Il faut que je me taille. Il faut que je prenne le large sinon je ne réponds de rien, se répétait-elle en se cramponnant au volant de sa voiture. Sonia était professeur de français dans une petite bourgade de l'Ouest de la France. Elle avait un compagnon, Didier, charmant, tendre, attentif, qui prenait en charge une grande part des tâches matérielles à la maison. Elle n'avait pas à se plaindre, bien au contraire si elle se comparait à la plupart de ses copines. Ses deux enfants, Justine et Léon, poussaient normalement et ne posaient pas de problème particulier. Sonia, apparemment, avait tout pour être heureuse, mais elle étouffait dans sa vie. Pourquoi ? Elle n'aurait pas su le dire. Ou bien si, peut-être...  Elle n'était pas faite pour mener une petite vie régulière, bien ordonnée. A la fac, elle avait rêvé de devenir écrivaine. Elle avait d'ailleurs publié quelques nouvelles et remporté des concours... Mais depuis qu'elle était mère de famille et prof de français dans ce petit collège périurbain, elle n'avait plus rien écrit.

 

Ce jour-là, elle était rentrée à la maison sans assurer ses deux derniers cours de la journée. Elle avait téléphoné au collège pour dire qu'elle serait absente car elle ne se sentait pas bien. C'était la deuxième fois qu'elle n'assurait pas ses cours depuis sa prise de poste au collège Simone Weil. L'autre fois, elle avait manqué à cause d'une grippe carabinée qui l'avait clouée au lit près d'une semaine avec une forte fièvre.

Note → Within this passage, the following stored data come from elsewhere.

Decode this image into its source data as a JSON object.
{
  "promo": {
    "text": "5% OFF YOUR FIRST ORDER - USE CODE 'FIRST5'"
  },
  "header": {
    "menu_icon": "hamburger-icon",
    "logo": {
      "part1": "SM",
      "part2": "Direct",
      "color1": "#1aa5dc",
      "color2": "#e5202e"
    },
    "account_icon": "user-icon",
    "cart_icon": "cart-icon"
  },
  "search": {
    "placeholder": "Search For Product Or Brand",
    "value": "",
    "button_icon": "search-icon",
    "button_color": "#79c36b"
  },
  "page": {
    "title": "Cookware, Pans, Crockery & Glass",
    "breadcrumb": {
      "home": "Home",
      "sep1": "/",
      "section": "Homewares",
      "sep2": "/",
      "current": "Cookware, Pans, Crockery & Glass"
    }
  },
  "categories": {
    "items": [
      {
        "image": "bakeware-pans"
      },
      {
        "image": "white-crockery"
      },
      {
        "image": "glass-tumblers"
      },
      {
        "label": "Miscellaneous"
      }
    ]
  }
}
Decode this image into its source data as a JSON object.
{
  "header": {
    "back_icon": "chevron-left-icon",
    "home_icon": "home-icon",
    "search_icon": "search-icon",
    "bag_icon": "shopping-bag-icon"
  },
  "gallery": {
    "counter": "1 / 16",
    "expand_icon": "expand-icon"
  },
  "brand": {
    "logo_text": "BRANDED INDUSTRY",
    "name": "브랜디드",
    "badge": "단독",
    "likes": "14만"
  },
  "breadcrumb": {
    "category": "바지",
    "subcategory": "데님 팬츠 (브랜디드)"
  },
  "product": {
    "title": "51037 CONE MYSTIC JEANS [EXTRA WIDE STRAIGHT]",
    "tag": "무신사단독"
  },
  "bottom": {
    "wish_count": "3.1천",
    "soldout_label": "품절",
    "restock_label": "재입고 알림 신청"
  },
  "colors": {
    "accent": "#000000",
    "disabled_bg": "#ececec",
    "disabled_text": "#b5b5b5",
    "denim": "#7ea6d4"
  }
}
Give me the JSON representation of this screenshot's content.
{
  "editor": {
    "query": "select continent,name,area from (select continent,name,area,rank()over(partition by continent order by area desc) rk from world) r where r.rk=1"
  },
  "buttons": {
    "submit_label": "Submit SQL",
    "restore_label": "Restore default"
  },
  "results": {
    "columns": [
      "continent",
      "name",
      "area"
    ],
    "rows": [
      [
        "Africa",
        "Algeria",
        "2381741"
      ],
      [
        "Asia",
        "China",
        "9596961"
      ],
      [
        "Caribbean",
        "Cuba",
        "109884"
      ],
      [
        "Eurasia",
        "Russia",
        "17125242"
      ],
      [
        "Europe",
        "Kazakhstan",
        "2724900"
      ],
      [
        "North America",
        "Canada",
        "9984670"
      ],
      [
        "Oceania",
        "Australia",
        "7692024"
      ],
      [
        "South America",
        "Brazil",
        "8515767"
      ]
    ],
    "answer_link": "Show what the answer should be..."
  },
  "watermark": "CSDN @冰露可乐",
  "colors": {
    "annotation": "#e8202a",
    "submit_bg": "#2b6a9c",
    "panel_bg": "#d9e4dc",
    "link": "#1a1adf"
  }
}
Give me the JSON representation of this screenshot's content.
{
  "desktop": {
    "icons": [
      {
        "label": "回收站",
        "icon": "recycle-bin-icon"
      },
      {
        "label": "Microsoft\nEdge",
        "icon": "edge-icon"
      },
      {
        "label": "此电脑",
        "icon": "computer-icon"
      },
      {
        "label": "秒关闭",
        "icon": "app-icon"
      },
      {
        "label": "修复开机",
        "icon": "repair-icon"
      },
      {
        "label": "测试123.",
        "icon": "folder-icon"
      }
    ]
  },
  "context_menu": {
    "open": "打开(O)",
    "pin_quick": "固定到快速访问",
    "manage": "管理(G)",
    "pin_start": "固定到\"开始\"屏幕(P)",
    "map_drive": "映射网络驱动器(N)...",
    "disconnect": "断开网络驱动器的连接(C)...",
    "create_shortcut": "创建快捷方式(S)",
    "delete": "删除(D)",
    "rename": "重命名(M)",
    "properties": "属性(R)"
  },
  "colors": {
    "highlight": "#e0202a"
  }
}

Didier qui arriva avec les enfants vers cinq heures et demie la trouva recroquevillée dans le canapé, de façon inhabituelle. Il s'en alarma tout de suite.

-      Tu es malade, Sonia ? Qu'est-ce que tu as ?

-      Un coup de mou. Les 4ème m'ont fait craquer ce matin. J'ai prévenu le collège que je serai absente et...

S'étant assurée que les enfants avaient filé à la cuisine pour prendre leur goûter, elle fondit en larmes. Didier s'approcha et la prit dans ses bras.

-      Ma chérie, il faut te faire arrêter quelque temps. C'est indispensable. Tu as appelé ton médecin ?

-      Pas encore, mais je vais le faire, dit-elle en retrouvant un peu ses esprits.

Elle se força à faire bonne figure et tous deux allèrent rejoindre les enfants dans la cuisine pour écouter leurs petites histoires du jour.  Puis elle passa le reste de la soirée à se reposer dans sa chambre tandis que Damien préparait le repas et surveillait les devoirs de Justine. Pour les enfants, elle était en train de préparer ses cours du lendemain, comme d'habitude.

 

Une fois les enfants couchés, Sonia confia à Didier qu'elle avait besoin de prendre du recul, qu'il lui fallait faire le point sur sa vie, en résumé, qu'elle devrait partir quelque temps de la maison. Didier l'avait écoutée, disait qu'il comprenait, mais que ce n'était pas le moment avec les enfants encore petits. Comment le prendraient-ils ? Elle avait répété qu'elle l'aimait infiniment, qu'elle adorait ses enfants, mais que son besoin de liberté était encore plus fort, qu'elle lui reviendrait meilleure, plus aimante, plus maternelle.

-      Promets-moi de ne pas le faire, Sonia.